In contemporary hyper-reality it is a common mistake to ascribe "unrealness" to things like money or the internet, in such a way that we can box out their effects from our understandings. Then, when those systems are employed to reinforce and/or expand existing hierarchies that layer of smoke and mirrors is able to effectively divert attention away from their _very real_ impacts. At the same time they become both non-things and the backdrop on which everything else exists.
"Just turn off the computer"
"Just don't purchase exploitative things"
"Just do your own research"
[Ad infinitum...]
These bits of rhetoric shift the unfathomable inertia of Things™ onto the shoulders of the individual, be it a person, organization or state without recognition as to why that entity is doing the thing that it is doing in the context of everything else that is doing something around it.
There is probably already a term for it but this seems to itself be a kind of logical fallacy ("ex homine"?) that collapses the scale of a problem down to the decision of an individual. Thus it enters the scope of opinion and so is unreal and unworthy of discussion or understanding. Nuance and complexity are shunted away systemically because complex solutions and understandings do not engage well with efficiency. Because things that are economically efficient are those things which can be spread through economics, even the ideas around what it means to be economic can be distorted by this effect in such a way to detach people further and further from reality while assuring them that they are the only ones that _really_ understand how the world works (in "economic" terms). It is a battlefield that is at war with all other battlefields--and it is winning.

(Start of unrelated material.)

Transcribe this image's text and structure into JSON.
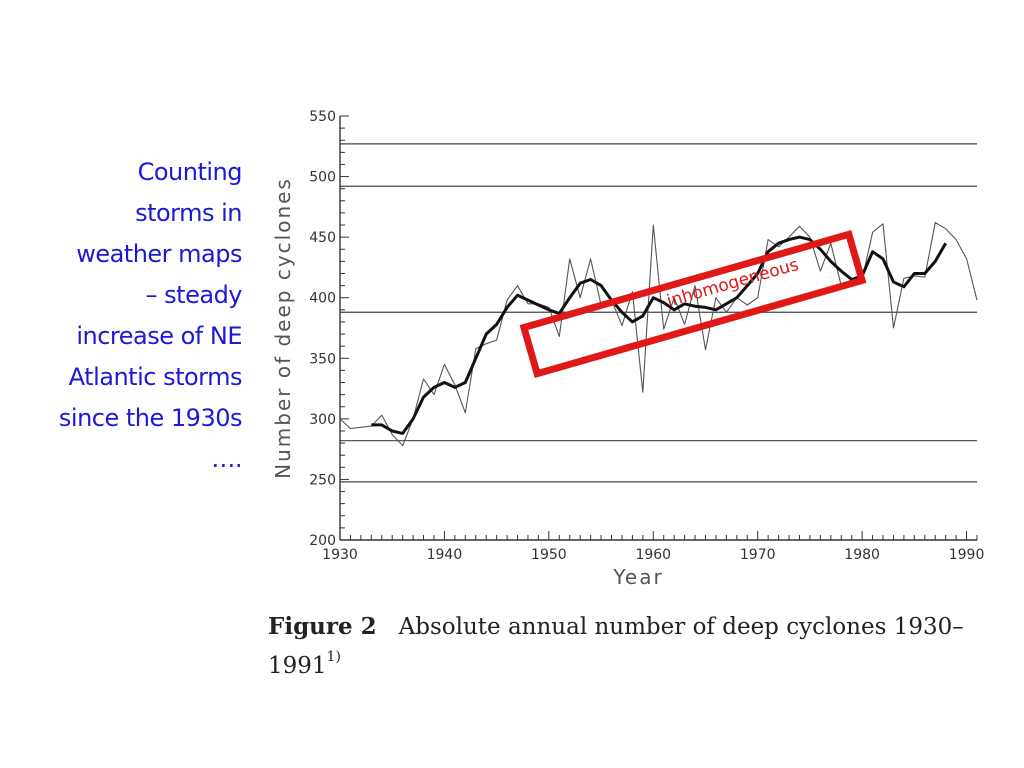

I'm admittedly kind of annoying with the frequency for which I post it but I wrote a short paper that attempts to demonstrate how we got to that position over the last 12,000 years. This is the most relevant portion here from the Third Proposition:
----
"“Creating Markets/Value” (Inducing novel scarcity fears via public storytelling) becomes an optimized resource acquisition strategy, as monopolization of production is most efficient when the market “Creator” controls access to the new market from the outset, minimizing appropriation costs. “Investment capital” (Hoarded value) is used to generate these new markets at a sufficient scale, while the relative abundance of capital for the “house” (Investors) will allow the creators to impede competitors from the start, thus ensuring a maximum return on investment. Power law guarantees that existing resource hoards will forever seek returns and accumulate more into increasingly fallow pools of capital. Unrestrained “Free” competition, a reinterpretation of “might makes right,” then must represent the dogma behind forever growth." [1]
----
In a nutshell, people with a hoard of money will fund the creation of "New" markets. Think Meta with the "Metaverse", Apple with the "App store" etc... with the intention of being the monopolist of that market by virtue of creating it. They then propagandize extensively (marketing) to convince people that this new market has value that hasn't been extracted yet and IF YOU JOIN RIGHT NOW you can get a piece of that growing value as a new gold rush. People even use the same language here.
The problem is, only a handful of people can fund large scale new markets and they DEMAND monopolist exploitation capabilities within that new market. Like with Amazon and Reddit, part of the strategy is to delay exploitation significantly so as to bolster the monopolistic market position by pushing platform growth over all other metrics. That way when you flip the cash flow exploitation switch, nobody has anywhere to go and everyone just rolls over cause there isn't enough collective will to change behavior that was reinforced over a decade or more.